Two cheers for the NHS

Of all the categories of sensitive data, it is information about our health and our medical histories that is perhaps the most personal and private.

For example, you wouldn’t want a stranger – or worse, a colleague – knowing that you’re being prescribed Anusol Ultra for your chalfonts, would you? Nor would you want your boss to know about the methadone prescription, or your mother to know about your latest suicide attempt.
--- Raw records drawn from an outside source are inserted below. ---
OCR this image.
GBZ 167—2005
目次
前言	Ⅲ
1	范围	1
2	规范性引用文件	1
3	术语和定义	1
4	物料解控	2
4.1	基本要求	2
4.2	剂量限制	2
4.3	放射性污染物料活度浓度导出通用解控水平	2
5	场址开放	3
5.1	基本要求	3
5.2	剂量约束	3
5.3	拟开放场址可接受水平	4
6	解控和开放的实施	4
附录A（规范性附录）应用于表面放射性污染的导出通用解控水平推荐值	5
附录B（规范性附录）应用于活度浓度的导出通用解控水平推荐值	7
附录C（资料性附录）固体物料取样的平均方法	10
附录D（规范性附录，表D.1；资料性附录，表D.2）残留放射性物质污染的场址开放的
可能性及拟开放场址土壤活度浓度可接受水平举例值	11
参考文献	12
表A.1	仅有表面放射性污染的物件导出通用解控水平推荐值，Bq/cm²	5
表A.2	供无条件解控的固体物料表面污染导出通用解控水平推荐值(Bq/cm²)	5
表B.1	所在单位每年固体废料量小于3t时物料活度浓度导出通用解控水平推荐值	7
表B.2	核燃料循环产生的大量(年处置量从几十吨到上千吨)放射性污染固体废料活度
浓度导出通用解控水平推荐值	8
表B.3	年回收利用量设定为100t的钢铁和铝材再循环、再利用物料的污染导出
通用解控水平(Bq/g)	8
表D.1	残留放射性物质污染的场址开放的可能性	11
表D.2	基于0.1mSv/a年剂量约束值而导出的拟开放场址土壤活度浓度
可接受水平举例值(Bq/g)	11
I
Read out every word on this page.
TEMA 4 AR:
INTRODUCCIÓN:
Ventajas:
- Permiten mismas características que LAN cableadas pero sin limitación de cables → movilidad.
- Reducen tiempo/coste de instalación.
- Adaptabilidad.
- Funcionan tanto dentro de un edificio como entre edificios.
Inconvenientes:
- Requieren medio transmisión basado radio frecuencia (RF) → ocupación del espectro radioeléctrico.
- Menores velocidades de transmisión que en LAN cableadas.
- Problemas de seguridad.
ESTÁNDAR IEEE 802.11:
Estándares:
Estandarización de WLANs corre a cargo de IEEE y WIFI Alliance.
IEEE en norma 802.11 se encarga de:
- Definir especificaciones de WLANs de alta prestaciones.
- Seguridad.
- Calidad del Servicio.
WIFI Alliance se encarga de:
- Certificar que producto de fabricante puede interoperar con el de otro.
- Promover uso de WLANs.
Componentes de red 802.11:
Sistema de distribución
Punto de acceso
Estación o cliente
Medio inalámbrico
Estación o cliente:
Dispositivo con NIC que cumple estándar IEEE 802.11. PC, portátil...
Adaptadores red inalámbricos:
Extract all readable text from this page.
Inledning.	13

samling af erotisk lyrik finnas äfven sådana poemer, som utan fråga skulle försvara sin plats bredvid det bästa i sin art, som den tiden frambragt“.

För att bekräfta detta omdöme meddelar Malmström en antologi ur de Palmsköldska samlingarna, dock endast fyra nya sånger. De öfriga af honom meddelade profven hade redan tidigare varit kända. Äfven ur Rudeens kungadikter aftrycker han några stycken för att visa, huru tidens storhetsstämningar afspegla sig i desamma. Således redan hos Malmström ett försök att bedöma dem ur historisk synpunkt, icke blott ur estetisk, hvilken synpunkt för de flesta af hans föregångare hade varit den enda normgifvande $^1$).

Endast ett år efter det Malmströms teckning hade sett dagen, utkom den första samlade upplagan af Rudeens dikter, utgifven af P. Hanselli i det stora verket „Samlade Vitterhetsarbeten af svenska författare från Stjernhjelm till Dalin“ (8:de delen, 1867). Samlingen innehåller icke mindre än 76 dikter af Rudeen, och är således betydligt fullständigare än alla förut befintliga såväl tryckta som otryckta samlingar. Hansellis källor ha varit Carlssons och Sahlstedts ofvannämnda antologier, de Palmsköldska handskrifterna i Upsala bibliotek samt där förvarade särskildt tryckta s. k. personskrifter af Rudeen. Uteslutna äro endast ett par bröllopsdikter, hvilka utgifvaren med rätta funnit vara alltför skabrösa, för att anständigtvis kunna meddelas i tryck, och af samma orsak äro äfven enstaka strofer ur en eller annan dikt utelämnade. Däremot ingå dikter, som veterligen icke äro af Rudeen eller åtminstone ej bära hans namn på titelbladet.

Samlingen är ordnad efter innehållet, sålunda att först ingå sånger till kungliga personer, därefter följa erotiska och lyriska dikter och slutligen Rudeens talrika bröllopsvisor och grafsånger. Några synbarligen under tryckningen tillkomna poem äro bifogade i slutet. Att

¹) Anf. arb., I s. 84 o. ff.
Unless, of course, it was a cry for help.

But even if it contains nothing as dramatic as an overdose, we tend to guard our medical history very jealously.

So it may come as a shock to learn that not only has the NHS amassed a central database of around one billion confidential records of patient visits to hospital, it is routinely sending some of these records to an academic organisation outside the NHS. These records contain personally identifiable information, such as postcodes and NHS numbers, as well as medical information, including diagnoses and any treatment given.

Now, a certain breed of querulous privacy advocate will start whining the moment they hear the words “giant database” in conjunction with “confidential data”. Not so data grub: we understand that there are often the very best reasons for aggregating personal data, as long as stringent measures are in place to ensure absolute confidentiality.

In this case, the aim is to use this vast resource of information to improve the NHS’s service and treatment outcomes, which I think we can agree is a Good Thing.

The other good news is that both the NHS and the academic organisation that uses this data, the inanely-titled Dr Foster Unit, seem to have taken decent precautions to protect patients. All data is held on encrypted discs and is sent by secure courier, which is a pretty good start. Then, at the Dr Foster Unit, the data is kept in secure offices, on disc-less workstations which have no link to the Internet.

While this compares pretty favourably with the cavalier approach towards data security shown by other public sector bodies, among them the Ministry of Justice, the MoD and the Department for Work and Pensions, it’s certainly far from perfect.

Our main gripe is that personally identifiable information (PII) is contained within the data that’s being sent out of the NHS. While PII such as postcodes may be vital for making distinctions between different areas of a town or the country, surely the NHS should secure people’s informed consent if they are to use their data in this way?

So, two cheers for the NHS and the Dr Foster Unit for at least trying to apply best practice to the use of sensitive data. But, as we asked at the beginning, why should anyone other than one’s doctor be able to look at your confidential medical history, even if it’s just some academic at Imperial College?

Now, if they anonymised this PII irreversibly, ensuring that records cannot be traced to an individual, while at the same time remaining useful to the bean counters (all perfectly possible with today’s technology), well – that would be just what the doctor ordered.